Muvalaplin, an Oral Agent for Lowering Lp(a), Shows Promise in Phase 1 Trial


Data from a phase 1 trial in healthy adults indicates muvalaplin, an oral agent, could find a role in lowering Lp(a).

Stephen Nicholls, MD | Credit: Monash University

Stephen Nicholls, MD
Credit: Monash University

An oral agent for lowering lipoprotein(a) (Lp[a]) could be a reality in the near future, with results of a phase 1 trial at the European Society of Cardiology (ESC) Congress 2023 demonstrating use of muvalaplin could reduce Lp(a) levels by up to 65%.

A first-in-human phase 1 study of healthy participants examining muvalaplin, which is billed as the first oral drug ever developed to target Lp(a), results demonstrated use lowered Lp(a) plasma levels within 24 hours after the initial dose and induced even greater reductions on repeated dosing, with 93% of participants achieving an Lp(a) plasma level less than 50 mg/dL and no reports of tolerability concerns or clinically significant adverse effects.

“Lp(a) is essentially a silent killer with no available treatment, this drug changes that,” said principal investigator Stephen Nicholls, MD, director of the Monash Victorian Heart Institute and Victorian Heart Hospital.

An orally administered small molecule, muvalaplin inhibits Lp(a) formation through blockage of the apo(a)-apo B100 interaction while avoiding interaction with plasminogen. Sponsored by Eli Lilly and Company, the current study was led by Nicholls and an international team of colleagues to determine the safety, tolerability, pharmacokinetics, and pharmacodynamic effects of muvalaplin.1

With this in mind, the study was designed as a randomized, double-blind, parallel-design trial conducted among a cohort of 114 healthy participants at a single site in the Netherlands. Once identified for inclusion, patients were randomized into a single-ascending dose or multiple-ascending dose groups. In total, 55 were assigned to the single-ascending dose group and 59 were assigned to the multiple-ascending dose group.1

Per trial protocol, the single ascending dose intervention assessed the effect of a single dose of ranging from 1-800 mg or placebo taken by healthy participants with any Lp(a) level.

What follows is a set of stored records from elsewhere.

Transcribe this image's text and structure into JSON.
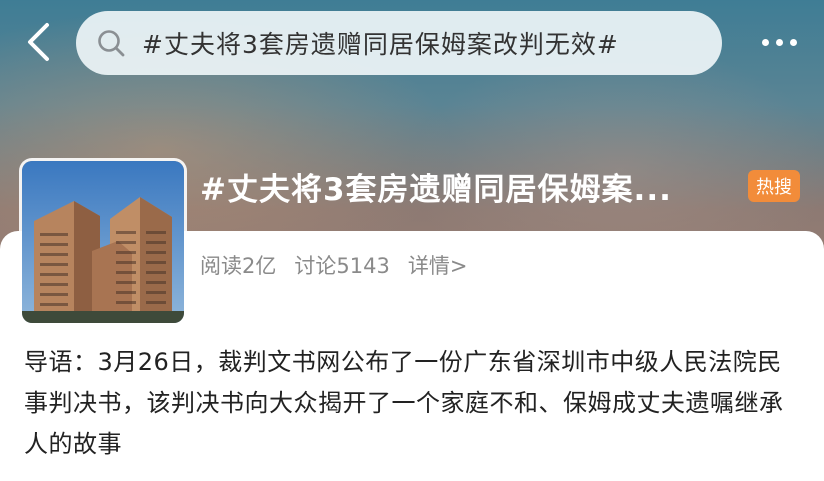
{
  "header": {
    "search_query": "#丈夫将3套房遗赠同居保姆案改判无效#",
    "back_icon": "chevron-left-icon",
    "search_icon": "search-icon",
    "more_icon": "more-dots-icon"
  },
  "topic": {
    "title": "#丈夫将3套房遗赠同居保姆案...",
    "badge": "热搜",
    "badge_color": "#f28c3a",
    "reads": "阅读2亿",
    "discussions": "讨论5143",
    "detail_link": "详情>"
  },
  "intro": {
    "text": "导语：3月26日，裁判文书网公布了一份广东省深圳市中级人民法院民事判决书，该判决书向大众揭开了一个家庭不和、保姆成丈夫遗嘱继承人的故事"
  }
}
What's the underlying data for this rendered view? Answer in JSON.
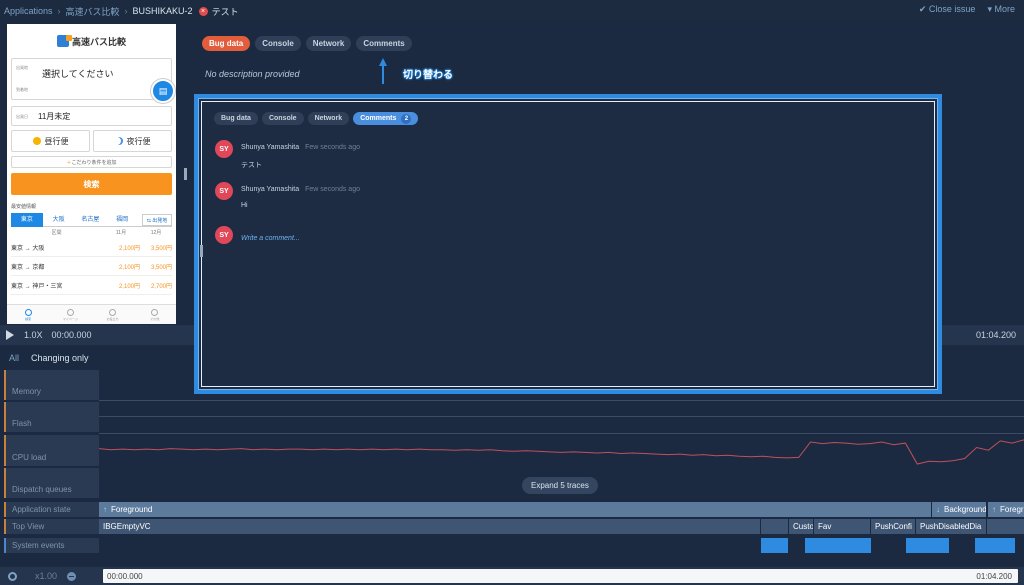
{
  "breadcrumb": {
    "items": [
      "Applications",
      "高速バス比較",
      "BUSHIKAKU-2"
    ],
    "issue_title": "テスト",
    "error_badge": "×"
  },
  "header_actions": {
    "close_issue": "Close issue",
    "more": "More"
  },
  "tabs": [
    "Bug data",
    "Console",
    "Network",
    "Comments"
  ],
  "no_description": "No description provided",
  "annotation": "切り替わる",
  "phone": {
    "logo": "高速バス比較",
    "from_label": "出発地",
    "to_label": "到着地",
    "route_placeholder": "選択してください",
    "date_label": "出発日",
    "date_value": "11月未定",
    "day_bus": "昼行便",
    "night_bus": "夜行便",
    "conditions": "こだわり条件を追加",
    "search": "検索",
    "section": "最安値情報",
    "regions": [
      "東京",
      "大阪",
      "名古屋",
      "福岡"
    ],
    "fix_button": "出発地",
    "table_header": [
      "区間",
      "11月",
      "12月"
    ],
    "rows": [
      {
        "route": "東京 → 大阪",
        "nov": "2,100円",
        "dec": "3,500円"
      },
      {
        "route": "東京 → 京都",
        "nov": "2,100円",
        "dec": "3,500円"
      },
      {
        "route": "東京 → 神戸・三宮",
        "nov": "2,100円",
        "dec": "2,700円"
      }
    ],
    "nav": [
      "検索",
      "マイページ",
      "お役立ち",
      "その他"
    ]
  },
  "playback": {
    "speed": "1.0X",
    "time_start": "00:00.000",
    "time_end": "01:04.200"
  },
  "filters": {
    "all": "All",
    "changing": "Changing only"
  },
  "trace_labels": [
    "Memory",
    "Flash",
    "CPU load",
    "Dispatch queues",
    "Application state",
    "Top View",
    "System events"
  ],
  "expand_label": "Expand 5 traces",
  "app_state": [
    {
      "label": "Foreground",
      "arrow": "↑"
    },
    {
      "label": "Background",
      "arrow": "↓"
    },
    {
      "label": "Foreground",
      "arrow": "↑"
    }
  ],
  "top_view": [
    "IBGEmptyVC",
    "",
    "Custom",
    "Fav",
    "",
    "PushConfi",
    "PushDisabledDia",
    ""
  ],
  "bottom": {
    "zoom": "x1.00",
    "time_start": "00:00.000",
    "time_end": "01:04.200"
  },
  "comments_panel": {
    "tabs": [
      "Bug data",
      "Console",
      "Network",
      "Comments"
    ],
    "count": "2",
    "comments": [
      {
        "initials": "SY",
        "author": "Shunya Yamashita",
        "time": "Few seconds ago",
        "text": "テスト"
      },
      {
        "initials": "SY",
        "author": "Shunya Yamashita",
        "time": "Few seconds ago",
        "text": "Hi"
      }
    ],
    "composer_initials": "SY",
    "composer_placeholder": "Write a comment..."
  },
  "cpu_series": [
    48,
    46,
    47,
    46,
    47,
    46,
    48,
    47,
    46,
    47,
    46,
    47,
    48,
    46,
    47,
    46,
    47,
    47,
    46,
    47,
    46,
    47,
    46,
    47,
    46,
    47,
    46,
    47,
    46,
    46,
    45,
    46,
    45,
    46,
    44,
    43,
    44,
    43,
    42,
    41,
    42,
    41,
    40,
    41,
    39,
    40,
    39,
    38,
    37,
    38,
    36,
    37,
    35,
    36,
    34,
    33,
    34,
    32,
    31,
    32,
    60,
    57,
    59,
    58,
    56,
    57,
    60,
    55,
    58,
    20,
    25,
    24,
    26,
    30,
    50,
    45,
    62,
    58,
    64
  ]
}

In contrast, the multiple ascending dose treatment assessed the effect of taking daily doses ranging from 30-800 mg or placebo for 14 days in patients with Lp(a) levels of 30 mg/dL or higher.1

The single-ascending dose group had a mean age of 29 (standard deviation [SD], 10) years, 64% were female, and 91% were White. Among the single ascending dose group, the baseline median Lp(a) levels were 10.3 mg/dL (Interquartile range [IQR], 9.9-41.2) and the LDL cholesterol levels were 104.4 mg/dL (IQR, 81.2-123.7 mg/dL). The multi-ascending dose group had a mean age of 32 (SD, 15) years, 58% were females, and 80% were White. Among the multiple ascending dose group, the median baseline Lp(a) levels were 58.3 mg/dL (IQR, 38.4-79.8) and the LDL cholesterol levels were 116.0 mg/dL (IQR, 100.5-127.6).1

Overall, 89 patients in the trial received muvalaplin and 25 received placebo therapy. In total, 105 participants finished the study.1

Upon analysis, there was no evidence of an association between tolerability concerns or clinically significant adverse events observed in the trial. Further analysis demonstrated doses of 30-800 mg for 14 days resulted in increasing muvalaplin plasma concentrations and half-life ranging from 70-414 hours.1

When assessing change in Lp(a) levels, results suggested use of muvalaplin lowered Lp(a) plasma levels within 24 hours of the first dose, with the reductions increasing in magnitude with repeated dosing. The maximum placebo-adjusted Lp(a) observed in the trial was 63-65% and investigators underlined 93% of participants achieved Lp(a) plasm levels less than 50 mg/dL, with similar effects at daily doses of 100 mg or more. Additionally, investigators pointed out there were no clinically significant changes in plasminogen levels or activity during the trial.1

“When it comes to treating high Lp(a), a known risk factor for cardiovascular disease, our clinicians currently have no effective tools in their kit,” Nicholls added.2 “This drug is a gamechanger in more ways than one. Not only do we have an option for lowering an elusive form of cholesterol, but being able to deliver it in an oral tablet means it will be more accessible for patients.”


  1. Nicholls SJ, Nissen SE, Fleming C, et al. Muvalaplin, an Oral Small Molecule Inhibitor of Lipoprotein(a) Formation: A Randomized Clinical Trial. JAMA. Published online August 28, 2023. doi:10.1001/jama.2023.16503
  2. Monash University. World first drug to target form of previously untreatable life-threatening “bad cholesterol.” Monash Victorian Heart Institute. August 29, 2023. Accessed August 31, 2023.